| Growth Regulators | In Vitro Responses | |||
|---|---|---|---|---|
| V. planifolia | V. andamanica | V. aphylla | V. pilifera | |
| Kin S | ingle shoot | Single shoot | Single shoot | Single shoot |
| BA | Multiple shoots | Single shoot | Multiple shoots (3–4) | Multiple shoots (3–4) |
| NAA | Root induction | Root induction | Root induction | Root induction |
| BA + Kin | Single shoot | Single shoot | Single shoot | Single shoot |
| Kin + IBA | Single shoot | Single shoot | Single shoot | Single shoot |
| BA + IBA (1.0 + 0.5 mg L−1) | Multiple shoot induction (12–15 nos., in 10 days of culture) | Multiple shoot induction (5–7 in 90 days) | Multiple shoot induction (8–10 in 90 days) | Multiple shoot induction (2–4 in 120 days) |
| BA + NAA | Callusing and plant regeneration | Multiple shoots | Callusing and plant regeneration | Single shoot |
| Kin + NAA | Single shoot | Single shoot | Single shoot | Single shoot |
| Basal medium | Single shoot elongation and development of roots | Single shoot elongation and development of roots | Single shoot elongation and development of roots | Single shoot elongation and development of roots |
BA = benzyladenine, IBA = indole butyric acid, Kin = kinetin, NAA = α-naphthaleneacetic acid.
a All growth regulators were supplemented on MS basal medium at 0.5 to 1.0 mg L−1.
FIGURE 5.6 In vitro rooting in V. planifolia cultures.
Plant Regeneration through Callus Cultures
Continuous vegetative propagation and lack of sufficient variations in the gene pool hamper crop improvement programs. Introduction of somaclonal variation through callus cultures has been attempted to broaden the narrow genetic base. A callus induction and in vitro plant regeneration system has been optimized from both vegetative and reproductive tissues. The best results were obtained using vegetative tissues and over 80% callusing was achieved in MS medium supplemented with 1 mg L−1 BA and 0.5 mg L−1 NAA. Callus differentiated into shoots that could be multiplied successfully in 1:12 ratio in a combination of 1 mg L−1 BA and 0.5 mg L−1 IBA, when supplemented with MS medium (Table 5.3). In vitro rooting was induced with an efficiency of 100% in basal MS media devoid of any growth regulators. This ability of dedif-ferentiated tissue to regenerate is a crucial prerequisite for genetic transformation experiments. The protocol was successfully extended to the endangered wild species, V. aphylla, offering the potential of applying the protocol for mass multiplication as well as induction of variations in Vanilla species, in a limited time.
| Growth Regulators (mg L−1) | Callusing (%) | Shoot Regeneration (%) | No. of Shoots/Culture |
|---|---|---|---|
| 0 | 0 | 0 | 0 |
| NAA (0.5) | 80 | 0 | 0 |
| BA (1.0) | 0 | — | — |
| BA (1.0) + NAA (0.5) | 80 | 90 | 10 |
| BA (0.5) + NAA (1.0) | 0 | — | — |
| BA (1.0) + IBA (0.5) | 10 | 60 | 6 |
BA = benzyladenine, IBA = indole butyric acid, Kin = kinetin, NAA = α-naphthaleneacetic acid.
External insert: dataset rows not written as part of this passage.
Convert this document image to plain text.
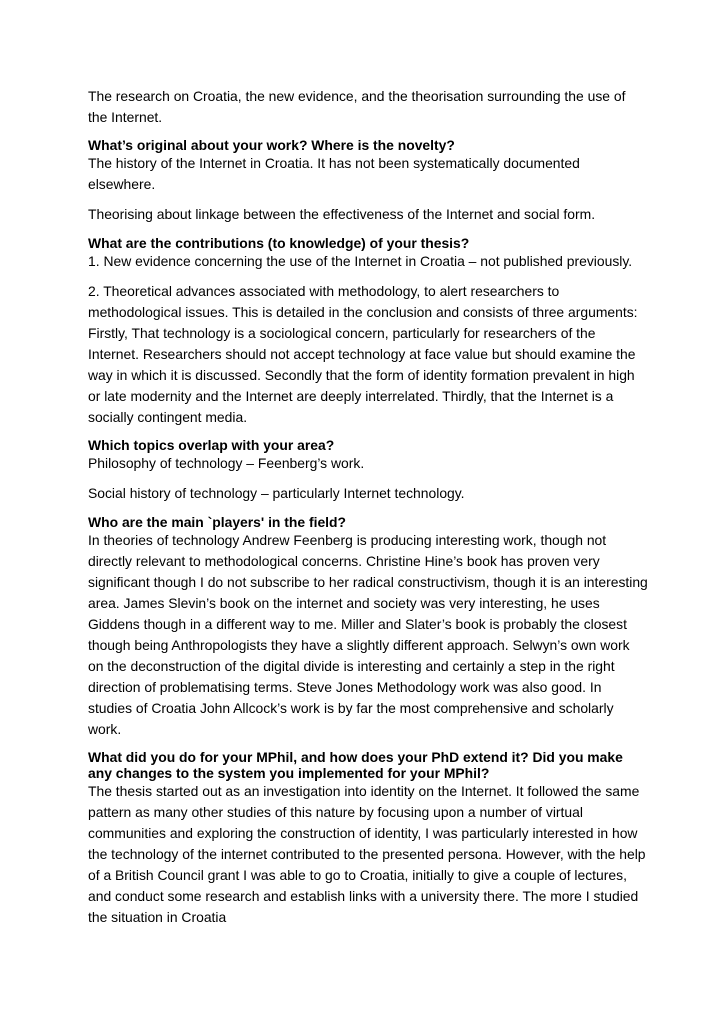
The research on Croatia, the new evidence, and the theorisation surrounding the use of the Internet.

What’s original about your work? Where is the novelty?
The history of the Internet in Croatia. It has not been systematically documented elsewhere.

Theorising about linkage between the effectiveness of the Internet and social form.

What are the contributions (to knowledge) of your thesis?
1. New evidence concerning the use of the Internet in Croatia – not published previously.

2. Theoretical advances associated with methodology, to alert researchers to methodological issues. This is detailed in the conclusion and consists of three arguments: Firstly, That technology is a sociological concern, particularly for researchers of the Internet. Researchers should not accept technology at face value but should examine the way in which it is discussed. Secondly that the form of identity formation prevalent in high or late modernity and the Internet are deeply interrelated. Thirdly, that the Internet is a socially contingent media.

Which topics overlap with your area?
Philosophy of technology – Feenberg’s work.

Social history of technology – particularly Internet technology.

Who are the main `players' in the field?
In theories of technology Andrew Feenberg is producing interesting work, though not directly relevant to methodological concerns. Christine Hine’s book has proven very significant though I do not subscribe to her radical constructivism, though it is an interesting area. James Slevin’s book on the internet and society was very interesting, he uses Giddens though in a different way to me. Miller and Slater’s book is probably the closest though being Anthropologists they have a slightly different approach. Selwyn’s own work on the deconstruction of the digital divide is interesting and certainly a step in the right direction of problematising terms. Steve Jones Methodology work was also good. In studies of Croatia John Allcock’s work is by far the most comprehensive and scholarly work.

What did you do for your MPhil, and how does your PhD extend it? Did you make any changes to the system you implemented for your MPhil?
The thesis started out as an investigation into identity on the Internet. It followed the same pattern as many other studies of this nature by focusing upon a number of virtual communities and exploring the construction of identity, I was particularly interested in how the technology of the internet contributed to the presented persona. However, with the help of a British Council grant I was able to go to Croatia, initially to give a couple of lectures, and conduct some research and establish links with a university there. The more I studied the situation in Croatia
Reports on variability among callus-regenerated plants in vanilla are few. They concern successful plant regeneration from leaf- and seed-derived callus (Davidonis and Knorr, 1991; Davidonis et al., 1996; Janarthanam and Seshadri, 2008; Xju et al., 1987) and studies among indigenous collections of vanilla, through polyacrylamide electrophoretic (PAGE) studies (Rao et al., 1993a). A study comprising randomly selected callus-regenerated progenies showed variability in morphology and RAPD profiles (Figure 5.7) among the callus-regenerated plants in comparison with the control plant V. planifolia (Minoo, 2002). It showed that a significant amount of variability can be generated with this protocol and be utilized in vanilla improvement programs for developing variants with desirable agronomic characters.